On Wed, 27 Feb 2013 10:24:39 -0500 Akshay Saraswat akshay.s@samsung.com wrote:
SHA-256 and SHA-1 accelerated using ACE hardware.
TEST=sha256 0x40008000 0x2B 0x40009000 Used mm and md to write a standard string to memory location 0x40008000 and ran the above command to verify the output.
can we get rid of this TEST= infrastructure format? It's not used on upstream u-boot.
Signed-off-by: ARUN MANKUZHI arun.m@samsung.com Signed-off-by: Akshay Saraswat akshay.s@samsung.com
arch/arm/cpu/armv7/exynos/Makefile | 4 + arch/arm/cpu/armv7/exynos/ace_sha.c | 118 +++++++++++ arch/arm/include/asm/arch-exynos/ace_sfr.h | 310 +++++++++++++++++++++++++++++ arch/arm/include/asm/arch-exynos/ace_sha.h | 41 ++++ arch/arm/include/asm/arch-exynos/cpu.h | 4 + 5 files changed, 477 insertions(+) create mode 100644 arch/arm/cpu/armv7/exynos/ace_sha.c create mode 100644 arch/arm/include/asm/arch-exynos/ace_sfr.h create mode 100644 arch/arm/include/asm/arch-exynos/ace_sha.h
I doubt there's anything binding this to arch-exynos, and I bet the h/w is going to be available - if not already - on some other parts, so it probably belongs in a new drivers/crypto directory.
+/* Maximum input data size is 8 MB. Timeout observed for data size above 8MB */ +#define TIMEOUT_MS 100
So if there's a drop in processor frequency, the driver times out too early? Not good.
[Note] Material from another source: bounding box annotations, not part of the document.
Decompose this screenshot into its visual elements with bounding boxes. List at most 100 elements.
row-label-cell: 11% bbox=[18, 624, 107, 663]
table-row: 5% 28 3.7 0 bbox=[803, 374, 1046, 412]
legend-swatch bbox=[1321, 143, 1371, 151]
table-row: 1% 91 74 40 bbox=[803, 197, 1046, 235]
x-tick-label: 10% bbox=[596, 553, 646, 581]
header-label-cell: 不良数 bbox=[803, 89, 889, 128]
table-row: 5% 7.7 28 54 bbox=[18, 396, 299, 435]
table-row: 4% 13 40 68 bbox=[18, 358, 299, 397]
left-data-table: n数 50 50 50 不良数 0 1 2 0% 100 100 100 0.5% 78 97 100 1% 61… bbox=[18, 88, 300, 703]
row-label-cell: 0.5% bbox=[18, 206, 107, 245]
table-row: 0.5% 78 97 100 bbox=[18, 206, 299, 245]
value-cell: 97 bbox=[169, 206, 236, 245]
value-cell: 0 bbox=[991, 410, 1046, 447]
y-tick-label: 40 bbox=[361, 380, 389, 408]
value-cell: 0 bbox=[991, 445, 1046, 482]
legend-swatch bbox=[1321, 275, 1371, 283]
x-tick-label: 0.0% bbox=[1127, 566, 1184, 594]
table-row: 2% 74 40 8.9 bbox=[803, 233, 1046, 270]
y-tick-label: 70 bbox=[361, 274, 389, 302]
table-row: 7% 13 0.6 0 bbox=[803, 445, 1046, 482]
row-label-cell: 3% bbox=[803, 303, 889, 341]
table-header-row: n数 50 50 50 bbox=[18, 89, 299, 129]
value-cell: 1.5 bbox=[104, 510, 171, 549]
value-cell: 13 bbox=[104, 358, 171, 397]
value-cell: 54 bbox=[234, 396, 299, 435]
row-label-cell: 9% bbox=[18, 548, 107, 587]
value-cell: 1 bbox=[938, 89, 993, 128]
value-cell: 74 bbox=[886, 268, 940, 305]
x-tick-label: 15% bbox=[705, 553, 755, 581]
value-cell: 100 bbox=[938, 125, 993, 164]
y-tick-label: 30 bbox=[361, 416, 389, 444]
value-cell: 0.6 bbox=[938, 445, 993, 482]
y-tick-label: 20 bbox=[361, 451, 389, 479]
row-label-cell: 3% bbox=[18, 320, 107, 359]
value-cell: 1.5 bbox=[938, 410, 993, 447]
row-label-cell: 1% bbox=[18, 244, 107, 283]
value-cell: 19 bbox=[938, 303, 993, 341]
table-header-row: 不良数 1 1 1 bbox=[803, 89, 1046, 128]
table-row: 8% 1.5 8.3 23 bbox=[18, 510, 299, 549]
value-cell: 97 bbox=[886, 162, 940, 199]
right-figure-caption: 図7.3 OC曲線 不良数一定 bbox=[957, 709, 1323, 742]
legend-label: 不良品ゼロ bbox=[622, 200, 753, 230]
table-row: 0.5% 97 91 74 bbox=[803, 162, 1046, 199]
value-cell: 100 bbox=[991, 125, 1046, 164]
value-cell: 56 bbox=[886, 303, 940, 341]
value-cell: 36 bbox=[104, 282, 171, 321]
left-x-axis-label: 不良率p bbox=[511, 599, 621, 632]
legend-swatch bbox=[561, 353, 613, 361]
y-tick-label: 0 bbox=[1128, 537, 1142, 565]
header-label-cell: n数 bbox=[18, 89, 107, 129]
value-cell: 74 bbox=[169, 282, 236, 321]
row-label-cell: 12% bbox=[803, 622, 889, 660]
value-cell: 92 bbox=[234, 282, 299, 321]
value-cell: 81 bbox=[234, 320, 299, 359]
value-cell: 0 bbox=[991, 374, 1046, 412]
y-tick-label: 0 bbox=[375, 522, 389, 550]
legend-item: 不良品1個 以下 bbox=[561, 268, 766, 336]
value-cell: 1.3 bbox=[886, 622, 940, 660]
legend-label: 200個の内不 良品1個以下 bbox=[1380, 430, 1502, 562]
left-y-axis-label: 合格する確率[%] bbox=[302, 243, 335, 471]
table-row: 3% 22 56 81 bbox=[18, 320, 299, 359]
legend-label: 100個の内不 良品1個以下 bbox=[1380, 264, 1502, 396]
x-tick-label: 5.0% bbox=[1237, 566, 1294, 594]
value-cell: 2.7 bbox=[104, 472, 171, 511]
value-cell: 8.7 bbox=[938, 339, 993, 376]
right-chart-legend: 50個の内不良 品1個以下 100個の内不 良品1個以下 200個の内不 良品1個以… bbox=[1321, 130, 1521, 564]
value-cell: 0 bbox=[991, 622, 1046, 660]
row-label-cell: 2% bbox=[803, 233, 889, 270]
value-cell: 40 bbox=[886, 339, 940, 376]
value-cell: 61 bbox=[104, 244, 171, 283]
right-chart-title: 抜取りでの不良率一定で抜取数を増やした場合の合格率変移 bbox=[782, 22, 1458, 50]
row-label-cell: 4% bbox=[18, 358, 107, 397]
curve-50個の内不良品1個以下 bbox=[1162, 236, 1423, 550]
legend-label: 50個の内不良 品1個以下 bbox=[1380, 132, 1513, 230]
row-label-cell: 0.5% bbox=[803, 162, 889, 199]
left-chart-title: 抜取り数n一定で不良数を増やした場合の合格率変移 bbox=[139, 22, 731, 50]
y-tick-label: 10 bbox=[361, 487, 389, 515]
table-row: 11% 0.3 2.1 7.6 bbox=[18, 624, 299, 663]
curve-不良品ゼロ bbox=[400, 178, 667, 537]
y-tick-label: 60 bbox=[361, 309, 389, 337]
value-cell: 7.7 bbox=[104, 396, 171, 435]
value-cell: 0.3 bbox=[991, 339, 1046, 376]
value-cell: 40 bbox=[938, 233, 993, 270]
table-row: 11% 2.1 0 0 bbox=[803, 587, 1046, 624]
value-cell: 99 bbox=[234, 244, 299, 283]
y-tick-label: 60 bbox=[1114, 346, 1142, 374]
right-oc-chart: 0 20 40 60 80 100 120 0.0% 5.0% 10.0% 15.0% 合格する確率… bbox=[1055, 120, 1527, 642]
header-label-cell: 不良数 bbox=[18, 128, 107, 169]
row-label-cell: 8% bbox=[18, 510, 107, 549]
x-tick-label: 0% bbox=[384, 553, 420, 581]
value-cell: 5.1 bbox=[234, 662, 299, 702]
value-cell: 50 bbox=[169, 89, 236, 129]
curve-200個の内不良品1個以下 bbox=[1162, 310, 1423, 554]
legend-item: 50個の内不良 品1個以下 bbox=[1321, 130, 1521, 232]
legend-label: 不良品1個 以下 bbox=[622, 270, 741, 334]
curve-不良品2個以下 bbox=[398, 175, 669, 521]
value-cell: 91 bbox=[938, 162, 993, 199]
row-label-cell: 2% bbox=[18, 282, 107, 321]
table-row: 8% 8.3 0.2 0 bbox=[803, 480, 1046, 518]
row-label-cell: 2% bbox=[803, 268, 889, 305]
+#define SHA1_DIGEST_LEN 20 +#define SHA256_DIGEST_LEN 32
don't duplicate definitions that already exist in include/sha*.h.
- if (buf_len == 0) {
/* ACE H/W cannot compute hash value for empty string */
if (hash_type == ACE_SHA_TYPE_SHA1)
memcpy(pout, sha1_digest_emptymsg, SHA1_DIGEST_LEN);
else
memcpy(pout, sha256_digest_emptymsg, SHA256_DIGEST_LEN);
return 0;
- }
there's no protection from buf_len going over the h/w 8MB limit mentioned above - why not fall back to the s/w implementation in both those cases? Or, if the h/w can be programmed to perform multiple hash updates in 8MB data chunks, add support to do that.
- /* Read hash result */
- pdigest = (unsigned int *)pout;
- len = (hash_type == ACE_SHA_TYPE_SHA1) ? 5 : 8;
magic numbers - use SHAx_SUM_LEN / 4.